At her school's graduation event — in whatever form it is held — she plans to wear the graduation gown of her father, Robert Hescock, who died of a heart attack in June 2019.
"I wanted to wear my dad's gown because he was always extremely proud of what I have done through the school and my major in college was something that I had talked about with him right before his passing," she said.
She said she looks forward to being able to see her friends, who she said played a major role in helping her overcome her loss.
"My friends have helped a lot. They came that first night without him, along with all of my dad's friends, and stayed for a while," she said. "Not just my friends helped — my dad's friends were our rock and still are."
Hinsdale High School senior Alexis Anderson, 18, had looked forward to her last season of softball. She's played the game since fifth grade and has experienced a number of injuries, which got her interested in being an athletic trainer. She will be traveling to Reading, Pennsylvania, this fall to start her education in athletic training at Alvernia University.
"I miss my friends a lot," Anderson said. "I miss walking the hallways and seeing them."

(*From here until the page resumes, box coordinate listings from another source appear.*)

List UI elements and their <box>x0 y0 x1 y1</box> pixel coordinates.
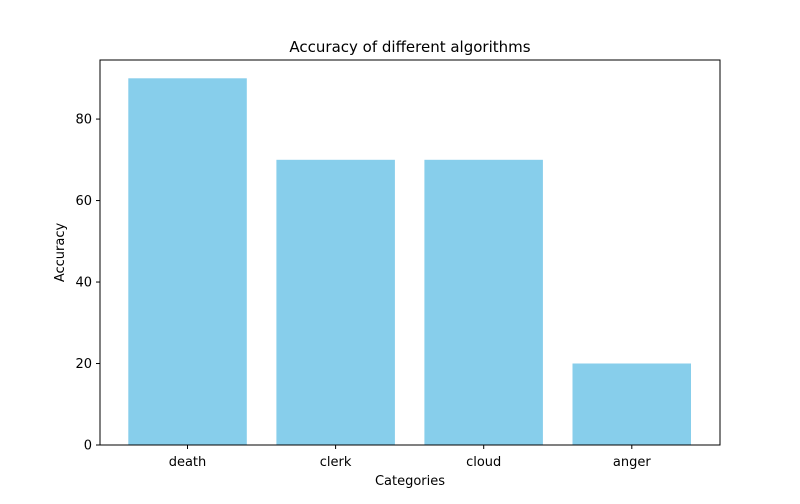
y-axis: 0 20 40 60 80 <box>75 113 100 454</box>
bar-anger <box>572 363 691 445</box>
bar-cloud <box>424 159 543 446</box>
x-axis-label: Categories <box>375 474 445 489</box>
y-tick-label-0: 0 <box>84 439 92 454</box>
bar-death <box>128 78 247 446</box>
x-tick-label-anger: anger <box>613 455 651 470</box>
x-axis: death clerk cloud anger <box>169 445 651 470</box>
plot-area <box>128 78 691 446</box>
x-tick-label-cloud: cloud <box>466 455 501 470</box>
x-tick-label-death: death <box>169 455 207 470</box>
plot-frame <box>99 59 721 446</box>
chart-title: Accuracy of different algorithms <box>289 38 530 56</box>
y-axis-label: Accuracy <box>53 223 68 283</box>
y-tick-label-20: 20 <box>75 357 92 372</box>
y-tick-label-80: 80 <box>75 113 92 128</box>
x-tick-label-clerk: clerk <box>320 455 352 470</box>
y-tick-label-60: 60 <box>75 194 92 209</box>
bar-clerk <box>276 159 395 446</box>
y-tick-label-40: 40 <box>75 276 92 291</box>
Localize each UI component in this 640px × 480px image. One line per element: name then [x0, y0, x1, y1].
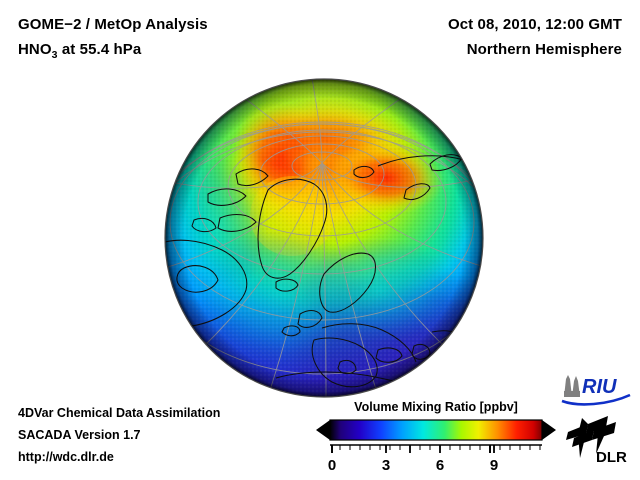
pressure-level-text: at 55.4 hPa	[57, 41, 142, 58]
dlr-logo-text: DLR	[596, 449, 627, 466]
cathedral-spires-icon	[564, 375, 580, 397]
colorbar-title: Volume Mixing Ratio [ppbv]	[354, 400, 518, 414]
limb-darkening	[165, 79, 483, 397]
species-level-label: HNO3 at 55.4 hPa	[18, 37, 208, 68]
species-name: HNO	[18, 41, 52, 58]
colorbar-tick-label-9: 9	[490, 457, 498, 474]
dlr-logo-svg: DLR	[566, 416, 627, 466]
colorbar-gradient	[330, 420, 542, 440]
orthographic-projection-svg	[164, 78, 484, 398]
riu-swoosh-icon	[561, 393, 631, 406]
colorbar-frame	[329, 419, 543, 441]
globe-map	[164, 78, 484, 398]
colorbar-tick-label-6: 6	[436, 457, 444, 474]
globe-field-layer	[165, 79, 483, 397]
colorbar-tick-label-3: 3	[382, 457, 390, 474]
coastline-arabia	[391, 380, 439, 397]
hemisphere-label: Northern Hemisphere	[466, 41, 622, 58]
colorbar-extend-min	[316, 420, 330, 440]
footer-credits: 4DVar Chemical Data Assimilation SACADA …	[18, 402, 220, 468]
page-title: GOME−2 / MetOp Analysis	[18, 16, 208, 33]
dlr-logo: DLR	[566, 414, 630, 471]
riu-logo: RIU	[560, 371, 632, 412]
globe-outline	[164, 78, 484, 398]
colorbar-tick-label-0: 0	[328, 457, 336, 474]
colorbar-extend-max	[542, 420, 556, 440]
colorbar: Volume Mixing Ratio [ppbv]	[316, 399, 556, 476]
header-right-block: Oct 08, 2010, 12:00 GMT Northern Hemisph…	[448, 12, 622, 62]
riu-logo-text: RIU	[582, 376, 617, 398]
header-left-block: GOME−2 / MetOp Analysis HNO3 at 55.4 hPa	[18, 12, 208, 68]
method-label: 4DVar Chemical Data Assimilation	[18, 406, 221, 420]
colorbar-major-ticks	[331, 445, 491, 453]
riu-logo-svg: RIU	[561, 375, 631, 406]
colorbar-svg: 0 3 6 9	[316, 419, 556, 474]
species-subscript: 3	[51, 49, 58, 61]
timestamp-label: Oct 08, 2010, 12:00 GMT	[447, 16, 622, 33]
version-label: SACADA Version 1.7	[18, 428, 141, 442]
dlr-mark-icon	[566, 416, 616, 458]
url-label[interactable]: http://wdc.dlr.de	[18, 450, 114, 464]
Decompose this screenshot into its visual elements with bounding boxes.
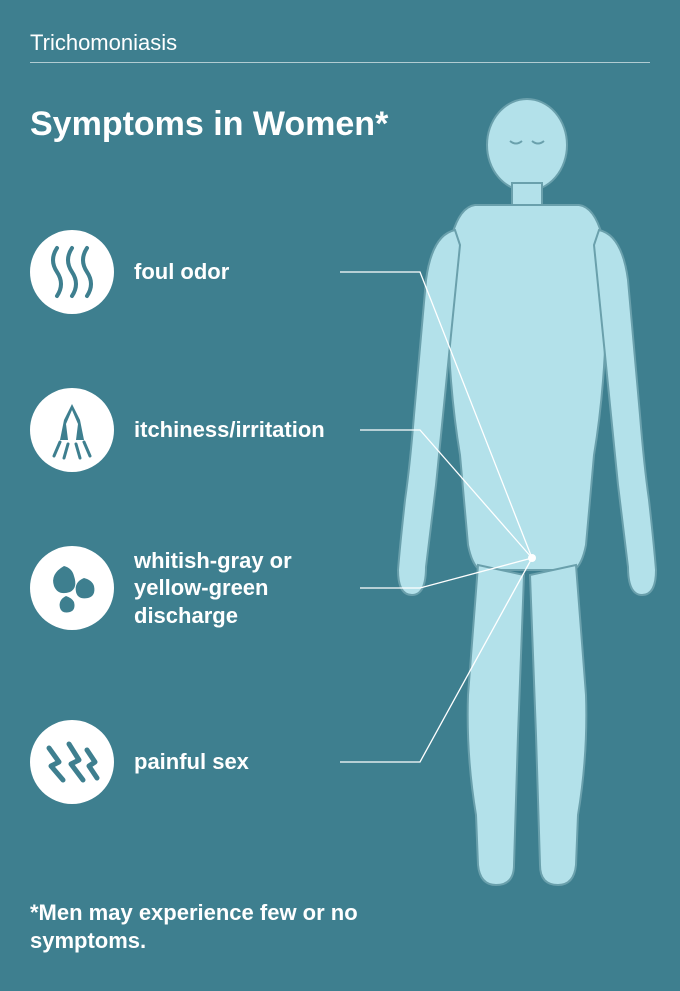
infographic-canvas: Trichomoniasis Symptoms in Women* <box>0 0 680 991</box>
focal-point <box>528 554 536 562</box>
footnote: *Men may experience few or no symptoms. <box>30 899 410 956</box>
leader-lines <box>0 0 680 991</box>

Anderson said to make up for not seeing her friends face-to-face, she and other Hinsdale seniors have been chatting via text or video. The student council, of which Anderson is a member, recently held an in-person meeting, practicing social distancing and wearing masks. She said the group spoke about graduation and a possible get-together this time next year to celebrate graduation.
Hinsdale's graduation will be held at the Northfield Drive-In on June 9 and there will be prerecorded video addresses from graduates and speakers. Graduates will sit in their cars with their families and will walk to get their diploma when they are called.

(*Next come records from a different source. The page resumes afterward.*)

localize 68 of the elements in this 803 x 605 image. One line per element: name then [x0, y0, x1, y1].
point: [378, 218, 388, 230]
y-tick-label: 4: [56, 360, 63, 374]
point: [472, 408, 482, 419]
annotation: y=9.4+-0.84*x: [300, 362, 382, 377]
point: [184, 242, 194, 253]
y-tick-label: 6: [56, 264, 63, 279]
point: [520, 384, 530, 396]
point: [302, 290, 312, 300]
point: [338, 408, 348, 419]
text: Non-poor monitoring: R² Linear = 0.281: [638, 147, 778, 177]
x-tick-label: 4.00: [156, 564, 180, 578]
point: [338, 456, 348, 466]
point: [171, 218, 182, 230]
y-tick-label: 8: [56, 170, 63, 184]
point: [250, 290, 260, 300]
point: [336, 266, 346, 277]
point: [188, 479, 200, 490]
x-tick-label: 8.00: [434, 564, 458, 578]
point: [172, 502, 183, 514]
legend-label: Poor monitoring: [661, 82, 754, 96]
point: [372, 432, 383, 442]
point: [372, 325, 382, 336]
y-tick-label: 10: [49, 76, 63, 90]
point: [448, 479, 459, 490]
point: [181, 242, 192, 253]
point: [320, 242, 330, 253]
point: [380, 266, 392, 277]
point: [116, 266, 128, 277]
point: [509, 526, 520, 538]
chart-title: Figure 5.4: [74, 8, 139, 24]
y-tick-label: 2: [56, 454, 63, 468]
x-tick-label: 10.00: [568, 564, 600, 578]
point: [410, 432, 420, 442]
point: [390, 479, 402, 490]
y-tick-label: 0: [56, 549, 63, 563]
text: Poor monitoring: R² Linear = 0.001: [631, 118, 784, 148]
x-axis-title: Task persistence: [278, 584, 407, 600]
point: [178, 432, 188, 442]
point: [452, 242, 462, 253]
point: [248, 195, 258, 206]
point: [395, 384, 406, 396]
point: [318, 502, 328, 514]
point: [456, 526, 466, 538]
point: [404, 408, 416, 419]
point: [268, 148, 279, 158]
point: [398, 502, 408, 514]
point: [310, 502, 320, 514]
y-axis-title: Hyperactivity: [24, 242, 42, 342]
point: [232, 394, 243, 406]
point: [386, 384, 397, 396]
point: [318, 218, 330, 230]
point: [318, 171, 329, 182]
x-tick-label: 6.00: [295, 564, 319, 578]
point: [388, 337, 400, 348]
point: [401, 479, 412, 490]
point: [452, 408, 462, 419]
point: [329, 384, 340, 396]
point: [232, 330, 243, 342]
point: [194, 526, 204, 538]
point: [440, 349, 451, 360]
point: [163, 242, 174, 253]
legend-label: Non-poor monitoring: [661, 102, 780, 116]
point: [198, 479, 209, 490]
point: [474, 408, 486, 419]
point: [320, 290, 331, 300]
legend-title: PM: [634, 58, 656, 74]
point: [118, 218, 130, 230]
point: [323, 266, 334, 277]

St. John, the Hinsdale valedictorian, runs cross-country and track, and said she will miss competing as a senior athlete.
"I've been training for track all winter," she said. "It's hard to have it all taken away."
Her teammate Juliana Yialiades, 18, the Hinsdale senior class president, said she had been looking forward to running the 800-meter and 2-mile races in the state competition.
"And we had a really good relay team," she said. "We were really excited and looking forward to trying our best this season. It's disappointing."
Yialiades said volunteer opportunities for the National Honor Society have been lost, too.
"We put together bags of food for families in our school district, but we haven't been able to take part in that," she said.
Carl Anderson, Alexis' father and Hinsdale's basketball coach, said he has been pleased with the way the teachers and administrators have responded to the needs of the students.
"And the teachers are just as affected," he said. "They don't get to say goodbye to the seniors."
Alexis Anderson said one important thing she has learned is each moment in high school is precious.
"It goes by very fast," she said. "You never know what might happen."